Why Current Agents Stall
The paper supports the strategy-bottleneck diagnosis with evidence from CyberGym and controlled comparisons under fixed executors. With a fixed GPT-5.5 executor, a one-shot attempt solves 23.5% of held-out tasks, while independent Best-of-8 sampling reaches 63.0%, showing that different sampled attempts sometimes stumble into better hypotheses. However, the paper reports that Best-of-N gains are front-loaded and saturate as later attempts revisit similar strategy basins, making repeated sampling an inefficient substitute for learning. Sequential task-local iterative improvement reaches 77.0% with 753 rollouts, outperforming Best-of-8’s 63.0% with 1,600 rollouts, which indicates that preserving and revising strategic lessons from feedback is more valuable than launching independent attempts. The authors also compare strategy signals under a fixed GPT-5.4 mini executor, where Soft Oracle strategy reaches 39.5% M7 pass rate versus 23.5% with Null Strategy, reinforcing the claim that strategy quality causally changes outcomes.

Mastermind’s Two Loops
Mastermind operationalizes this diagnosis through a Curator–Planner–Executor–Verifier pipeline that separates planning from acting. The Curator maintains task-local experience, including file locations, parser behavior, failed hypotheses, and useful partial progress, and activates relevant records before each new attempt. The Planner is the trainable strategy policy: it receives the task and Curator experience, then emits a compact natural-language strategy describing where to inspect, what input structure to target, how to construct the PoC, and how to validate the crash. The Executor is deliberately frozen, so it instantiates the strategy through repository navigation, source inspection, commands, edits, and CyberGym submissions without being updated during strategy learning.
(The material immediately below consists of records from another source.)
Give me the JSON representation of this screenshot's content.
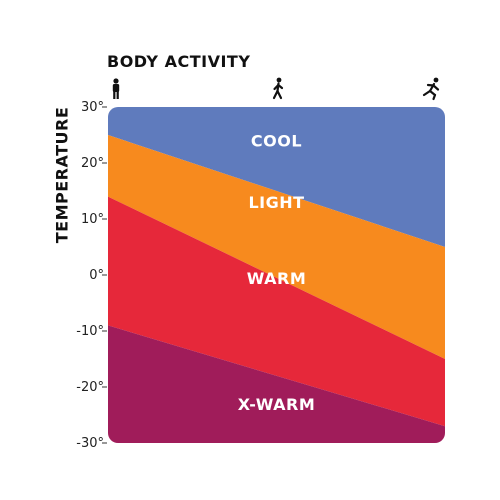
{
  "chart_data": {
    "type": "area",
    "xlabel": "BODY ACTIVITY",
    "ylabel": "TEMPERATURE",
    "ylim": [
      -30,
      30
    ],
    "y_ticks": [
      "30°",
      "20°",
      "10°",
      "0°",
      "-10°",
      "-20°",
      "-30°"
    ],
    "y_tick_values": [
      30,
      20,
      10,
      0,
      -10,
      -20,
      -30
    ],
    "x_categories": [
      "standing-icon",
      "walking-icon",
      "running-icon"
    ],
    "x": [
      0,
      0.5,
      1
    ],
    "grid": false,
    "boundaries": [
      {
        "between": [
          "COOL",
          "LIGHT"
        ],
        "y_start": 25,
        "y_end": 5
      },
      {
        "between": [
          "LIGHT",
          "WARM"
        ],
        "y_start": 14,
        "y_end": -15
      },
      {
        "between": [
          "WARM",
          "X-WARM"
        ],
        "y_start": -9,
        "y_end": -27
      }
    ],
    "zones": [
      {
        "name": "COOL",
        "color": "#5f7bbd",
        "label_y": 24
      },
      {
        "name": "LIGHT",
        "color": "#f78a1e",
        "label_y": 13
      },
      {
        "name": "WARM",
        "color": "#e6283a",
        "label_y": -0.5
      },
      {
        "name": "X-WARM",
        "color": "#a01c5a",
        "label_y": -23
      }
    ]
  }
}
The Verifier supplies execution-based feedback from CyberGym, and that feedback closes two loops: an experience loop that updates task-local records and a policy loop that trains the Planner using supervised fine-tuning and milestone-based GRPO.

What the Paper Finds
The paper’s main empirical result is that strategy-level learning substantially improves repository-scale vulnerability reproduction on held-out CyberGym tasks. Using 260 training tasks and 200 held-out evaluation tasks, Mastermind with GPT-5.5 as the frozen executor achieves an 84.5% pass rate, compared with 60.0% for open-book PoC context, 63.0% for Best-of-8 sampling, and 77.0% for iterative improvement. The paper also reports that the same learned planner transfers across different frozen executors, improving GPT-5.4 mini from 45.0% to 60.0% and GLM 5.1 from 58.5% to 71.0%. These results matter because the planner is trained independently of the executor, so the gains cannot be explained merely by giving the acting model more action-generation capacity. The findings support the authors’ argument that learned high-level strategies are reusable across execution backbones and can outperform both richer context and repeated independent sampling.

Takeaway
The broader implication of the paper is that long-horizon software-engineering agents may improve most effectively when learning targets compact, stable decision abstractions rather than raw execution traces. Full repository-level trajectories are long, noisy, expensive, and tightly coupled to a particular executor, whereas Mastermind’s strategies are short natural-language plans that can be stored, retrieved, optimized, and reused. The paper assigns transferable reasoning patterns to Planner weights while keeping volatile repository-specific facts in Curator experience, which helps avoid mixing generalizable policy learning with task-local memory. This design suggests a practical path for improving autonomous vulnerability-reproduction systems without continually retraining large acting models. Mastermind’s results indicate that, for CyberGym-style repository-scale security tasks, learning what to try next can be more important than simply giving an agent more attempts, more context, or a stronger command executor.